The study also highlighted issues further down the continuum of care: Once notified, only 6% of participants who tested positive were linked to care within four months. Emergency department visits after leaving the detox center would have been an opportunity for linkage to care had the center’s test results been available to the ED, study authors noted.

This already-low follow-up rate has likely worsened in the wake of COVID-19, a press release noted. "We hope that these findings will encourage changes in local and national HIV and HCV testing practices and policy at non-hospital-based settings caring for populations at-risk during the opioid epidemic," study author Sabrina Assoumou, M.D., M.P.H., stated in the release.

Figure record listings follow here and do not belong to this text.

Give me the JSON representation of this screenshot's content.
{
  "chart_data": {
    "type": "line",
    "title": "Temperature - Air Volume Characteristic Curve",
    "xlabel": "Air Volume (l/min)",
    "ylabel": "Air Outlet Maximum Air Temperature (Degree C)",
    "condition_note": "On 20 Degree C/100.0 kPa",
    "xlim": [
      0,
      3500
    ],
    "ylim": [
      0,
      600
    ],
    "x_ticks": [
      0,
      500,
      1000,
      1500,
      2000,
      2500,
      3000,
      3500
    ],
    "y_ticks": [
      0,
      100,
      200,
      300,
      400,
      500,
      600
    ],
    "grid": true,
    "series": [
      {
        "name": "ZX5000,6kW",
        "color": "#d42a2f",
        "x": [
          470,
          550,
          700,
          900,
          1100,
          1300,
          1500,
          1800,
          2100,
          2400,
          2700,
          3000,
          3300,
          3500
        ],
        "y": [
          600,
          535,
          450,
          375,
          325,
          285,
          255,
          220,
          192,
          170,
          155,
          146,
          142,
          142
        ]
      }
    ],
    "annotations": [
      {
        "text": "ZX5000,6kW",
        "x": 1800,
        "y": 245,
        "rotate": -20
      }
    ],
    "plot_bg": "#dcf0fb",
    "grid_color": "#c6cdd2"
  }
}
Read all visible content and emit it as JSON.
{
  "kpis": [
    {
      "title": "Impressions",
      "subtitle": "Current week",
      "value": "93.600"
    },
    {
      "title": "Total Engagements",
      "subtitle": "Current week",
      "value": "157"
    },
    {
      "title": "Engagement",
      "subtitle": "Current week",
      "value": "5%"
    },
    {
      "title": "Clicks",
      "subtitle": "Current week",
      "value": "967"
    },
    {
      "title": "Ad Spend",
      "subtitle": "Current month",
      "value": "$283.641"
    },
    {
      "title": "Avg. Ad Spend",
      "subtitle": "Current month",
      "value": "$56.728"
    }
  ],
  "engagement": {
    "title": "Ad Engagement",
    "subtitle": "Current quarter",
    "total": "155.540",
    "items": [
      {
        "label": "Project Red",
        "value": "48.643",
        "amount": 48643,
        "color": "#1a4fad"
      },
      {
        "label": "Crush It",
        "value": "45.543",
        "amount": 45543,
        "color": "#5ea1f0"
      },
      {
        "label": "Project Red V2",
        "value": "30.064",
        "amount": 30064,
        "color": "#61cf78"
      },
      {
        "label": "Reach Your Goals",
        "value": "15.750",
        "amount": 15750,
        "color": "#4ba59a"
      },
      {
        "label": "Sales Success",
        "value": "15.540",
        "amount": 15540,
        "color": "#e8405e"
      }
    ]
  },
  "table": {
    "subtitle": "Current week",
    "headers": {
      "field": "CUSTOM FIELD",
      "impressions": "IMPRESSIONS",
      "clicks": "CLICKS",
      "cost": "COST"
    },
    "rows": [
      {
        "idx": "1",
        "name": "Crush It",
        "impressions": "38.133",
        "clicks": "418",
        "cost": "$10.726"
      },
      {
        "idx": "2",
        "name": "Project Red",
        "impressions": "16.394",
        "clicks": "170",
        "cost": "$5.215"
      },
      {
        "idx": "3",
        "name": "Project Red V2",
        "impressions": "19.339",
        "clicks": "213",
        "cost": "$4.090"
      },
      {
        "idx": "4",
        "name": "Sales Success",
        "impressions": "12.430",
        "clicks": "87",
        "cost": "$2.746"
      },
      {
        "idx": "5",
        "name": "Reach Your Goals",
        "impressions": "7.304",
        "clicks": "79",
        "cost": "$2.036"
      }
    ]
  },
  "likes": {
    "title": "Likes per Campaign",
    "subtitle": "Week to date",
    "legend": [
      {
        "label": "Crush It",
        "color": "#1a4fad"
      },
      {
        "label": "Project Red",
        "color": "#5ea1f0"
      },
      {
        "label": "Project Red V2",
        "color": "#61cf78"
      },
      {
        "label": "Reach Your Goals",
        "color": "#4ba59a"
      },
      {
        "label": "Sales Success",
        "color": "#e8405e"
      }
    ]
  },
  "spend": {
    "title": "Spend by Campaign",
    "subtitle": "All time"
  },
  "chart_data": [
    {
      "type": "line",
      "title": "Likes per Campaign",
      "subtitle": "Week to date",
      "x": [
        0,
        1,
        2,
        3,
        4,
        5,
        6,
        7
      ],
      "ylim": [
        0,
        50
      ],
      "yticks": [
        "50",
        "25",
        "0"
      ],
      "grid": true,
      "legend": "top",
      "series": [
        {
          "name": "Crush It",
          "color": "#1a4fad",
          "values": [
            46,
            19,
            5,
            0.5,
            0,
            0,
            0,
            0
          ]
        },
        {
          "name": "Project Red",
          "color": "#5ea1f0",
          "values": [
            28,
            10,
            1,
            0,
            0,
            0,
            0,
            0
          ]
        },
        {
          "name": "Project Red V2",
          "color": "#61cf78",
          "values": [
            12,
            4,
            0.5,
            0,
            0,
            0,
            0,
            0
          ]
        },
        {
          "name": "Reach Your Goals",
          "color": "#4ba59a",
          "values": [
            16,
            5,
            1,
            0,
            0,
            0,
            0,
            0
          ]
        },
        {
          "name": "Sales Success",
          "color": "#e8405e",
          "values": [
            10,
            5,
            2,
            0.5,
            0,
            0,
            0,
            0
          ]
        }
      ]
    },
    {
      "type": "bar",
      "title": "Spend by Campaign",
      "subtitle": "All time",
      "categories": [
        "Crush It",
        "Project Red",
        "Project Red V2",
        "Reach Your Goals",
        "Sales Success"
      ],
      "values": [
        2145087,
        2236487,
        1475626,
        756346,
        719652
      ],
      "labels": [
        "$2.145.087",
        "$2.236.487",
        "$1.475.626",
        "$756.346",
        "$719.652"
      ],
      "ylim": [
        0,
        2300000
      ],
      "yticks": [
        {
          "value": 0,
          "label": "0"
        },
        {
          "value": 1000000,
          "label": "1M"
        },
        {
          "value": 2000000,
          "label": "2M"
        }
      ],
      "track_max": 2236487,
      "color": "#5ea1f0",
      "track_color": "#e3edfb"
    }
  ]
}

It makes little difference which modern antiretroviral regimen people living with HIV start taking, as long as they begin treatment soon after seroconversion, a retrospective cohort study published in AIDS found.

Researchers compared thethree-year efficacy of protease inhibitor-based (n=28), integrase strand transfer inhibitor-based (n=87), and non-nucleoside reverse transcriptase inhibitor-based (n=22) regimens initiated during acute or early HIV. Overall, 96% of participants were virally suppressed after one year and 99% after three years. Viral suppression rates one and three years later were comparable across arms, as was CD4 cell reconstitution. Starting antiretroviral treatment at an earlier Fiebig stage (which is used to measure HIV disease progression) was associated with a higher rate of people who have a CD4 cell count over 900 cells/µL.

The findings are especially important for resource-limited settings, where NNRTI-based regimens are still a common first-line treatment, study authors noted. Results show that this older antiretroviral treatment is just as effective as the newer INSTIs, although they did note that INSTIs were generally better tolerated than PIs or NNRTIs.

Study limitations included the small number of participants and the fact that few women were included in the study.